To the Editor:
We are pleased to note the interest that Van Hoovels and colleagues have for our SpACE Capsule study1, and read with interest their investigation of the clinical utility of assaying fecal calprotectin (FC) to assist in the diagnosis of spondyloarthritis (SpA)2. Rheumatologists traditionally proclaim that the extraarticular manifestations of SpA include inflammatory bowel disease (IBD)3. IBD, including Crohn disease (CD) and ulcerative colitis, are analogously associated with various extraintestinal manifestations (EIM). The most common EIM is articular involvement, reported in 16–33% of patients with IBD4. Thus, gastroenterologists often decree SpA as an EIM of IBD. Regardless of which side of this “chicken and egg” debate one adheres to, the unifying message is that SpA and IBD often coexist and need to be assessed, because jointly they modify management strategies5,6.
FC is established as an excellent biomarker of intestinal inflammation7. Van Hoovels, et al investigated the value of FC in diagnosing suspected SpA. FC, in combination with imaging studies [plain radiograph and/or magnetic resonance imaging (MRI)], improved the diagnostic sensitivity of SpA2. In patients with both radiological and HLA-B27 testing, sensitivity and specificity were 67% and 84%, respectively. Adding FC increased the sensitivity to 74%, with specificity unchanged2. Based on their findings, the authors recommend endoscopic investigation of SpA patients with an elevated FC. Their observation is in keeping with our prospective SpACE Capsule study, which showed that FC was clinically useful in screening for IBD in established SpA1. We found that an elevated FC was associated with CD (OR 4.5, sensitivity 74%). We reported a significantly higher detection rate of CD in patients with SpA using videocapsule endoscopy (42%), compared to traditional colonoscopy (11%). No correlation was observed with the presence of GI symptoms, C-reactive protein, or IBD serology. Finding CD in patients with SpA led to a change in management in 65% of cases1.
There are certain limitations to the Van Hoovels group’s conclusions.
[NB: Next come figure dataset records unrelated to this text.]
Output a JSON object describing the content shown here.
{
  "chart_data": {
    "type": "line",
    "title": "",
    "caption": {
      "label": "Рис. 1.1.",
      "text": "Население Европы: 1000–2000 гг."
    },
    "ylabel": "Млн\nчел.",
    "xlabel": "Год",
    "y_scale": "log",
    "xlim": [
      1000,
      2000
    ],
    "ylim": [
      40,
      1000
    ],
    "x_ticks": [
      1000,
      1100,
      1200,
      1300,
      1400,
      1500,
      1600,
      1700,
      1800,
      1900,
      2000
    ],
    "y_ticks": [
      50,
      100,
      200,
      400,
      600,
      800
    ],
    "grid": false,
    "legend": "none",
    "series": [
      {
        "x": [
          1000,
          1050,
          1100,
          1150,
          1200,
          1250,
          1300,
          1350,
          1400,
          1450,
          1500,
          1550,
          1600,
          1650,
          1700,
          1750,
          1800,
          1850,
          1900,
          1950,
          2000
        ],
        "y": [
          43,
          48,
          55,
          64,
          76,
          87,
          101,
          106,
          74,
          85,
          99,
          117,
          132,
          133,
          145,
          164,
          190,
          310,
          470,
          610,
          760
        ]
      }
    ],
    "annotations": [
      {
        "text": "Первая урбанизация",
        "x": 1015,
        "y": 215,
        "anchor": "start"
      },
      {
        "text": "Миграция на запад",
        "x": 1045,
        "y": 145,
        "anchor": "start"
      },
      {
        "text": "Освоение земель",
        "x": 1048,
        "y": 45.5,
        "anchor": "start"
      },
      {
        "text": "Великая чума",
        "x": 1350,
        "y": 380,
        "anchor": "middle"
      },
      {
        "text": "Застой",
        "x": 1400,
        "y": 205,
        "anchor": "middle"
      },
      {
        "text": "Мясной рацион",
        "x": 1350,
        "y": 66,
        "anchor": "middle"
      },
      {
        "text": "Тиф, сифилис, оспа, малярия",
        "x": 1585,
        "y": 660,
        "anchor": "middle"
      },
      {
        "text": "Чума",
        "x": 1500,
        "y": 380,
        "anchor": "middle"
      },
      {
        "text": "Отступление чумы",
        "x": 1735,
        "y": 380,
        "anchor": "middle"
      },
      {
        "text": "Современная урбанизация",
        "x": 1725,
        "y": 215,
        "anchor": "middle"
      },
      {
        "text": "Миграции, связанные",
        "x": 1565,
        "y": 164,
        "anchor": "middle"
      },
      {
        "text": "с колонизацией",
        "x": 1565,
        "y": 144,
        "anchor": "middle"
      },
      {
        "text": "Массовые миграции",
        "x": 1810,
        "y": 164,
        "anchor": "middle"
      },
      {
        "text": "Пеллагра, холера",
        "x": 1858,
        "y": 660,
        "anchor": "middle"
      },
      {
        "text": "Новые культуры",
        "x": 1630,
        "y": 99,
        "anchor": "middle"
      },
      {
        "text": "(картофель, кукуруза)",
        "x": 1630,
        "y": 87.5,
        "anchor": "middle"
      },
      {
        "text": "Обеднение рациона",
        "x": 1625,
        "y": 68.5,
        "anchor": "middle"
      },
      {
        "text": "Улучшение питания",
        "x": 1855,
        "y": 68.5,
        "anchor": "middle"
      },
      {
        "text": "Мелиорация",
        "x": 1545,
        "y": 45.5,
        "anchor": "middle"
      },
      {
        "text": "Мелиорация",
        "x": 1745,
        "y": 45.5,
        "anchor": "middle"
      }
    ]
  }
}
The FC level, although elevated in the group diagnosed with SpA, was within the normal range for most patients. Moreover, there are concerns regarding the potential to overdiagnose axial spondyloarthritis (axSpA). In the Van Hoovels study, the final diagnosis of SpA was based on expert opinion2. Recently, Ez-Zaitonie, et al8 prospectively investigated whether patients presenting with chronic back pain (CBP) of short duration and many SpA features are uniformly diagnosed with axSpA by the rheumatologist, and to what extent fulfillment of the Assessment of Spondyloarthritis international Society (ASAS) axSpA criteria is associated with an axSpA diagnosis. Data from 500 patients of the Spondyloarthritis Caught Early cohort, which includes patients with CBP (≥ 3 mos, ≤ 2 yrs, onset < 45 yrs) were analyzed. Importantly, all patients underwent a complete diagnostic examination, including MRI of the sacroiliac joints (MRI-SI) and radiographs of the sacroiliac joints (radiograph-SI). They reported8 that of 230 patients with a positive ASAS classification, 17.4% did not have a diagnosis of axSpA. HLA-B27 positivity (OR 5.6) and any positive imaging (MRI-SI and/or radiograph-SI OR 34.3) were strong determinants of an axSpA diagnosis. That study points out that neither the presence of numerous SpA features nor fulfillment of the ASAS classification criteria automatically led to a diagnosis of axSpA. Moreover, positive imaging was considered particularly important in making a diagnosis of axSpA. In the Van Hoovels study, 80% of patients underwent imaging studies, and only 67% had both imaging and HLA testing.
A recent French nationwide study showed that rheumatologists’ confidence in the diagnosis of SpA in patients with CBP had limited agreement with classification criteria9. The authors concluded that currently, the best way to classify SpA should be the association of at least 1 classification criterion and a diagnosis of SpA according to the rheumatologist9.
Positive and negative predictive values (PPV and NPV) are the proportions of positive and negative results that are true positive and negative results, respectively. The PPV and NPV describe the clinical performance of a diagnostic test. However, when considering predictive values of diagnostic or screening tests, it is important to recognize the effect of the prevalence of disease in the study population. A test in a population with higher prevalence increases PPV. Conversely, increased prevalence results in decreased NPV. In the Van Hoovels study, the clinical diagnosis of SpA was reported in 52% of patients tested2. The clinical performance of FC to detect IBD is underscored by its very high NPV7. In the context of its added value to support a diagnosis of SpA, further prospective studies using rigorously classified SpA in cohorts with high and low prevalence of disease are needed. However, given their frequent coexistence, clinicians should be aware that FC testing is a useful tool for rheumatologists to screen for IBD in cases with an established diagnosis of SpA.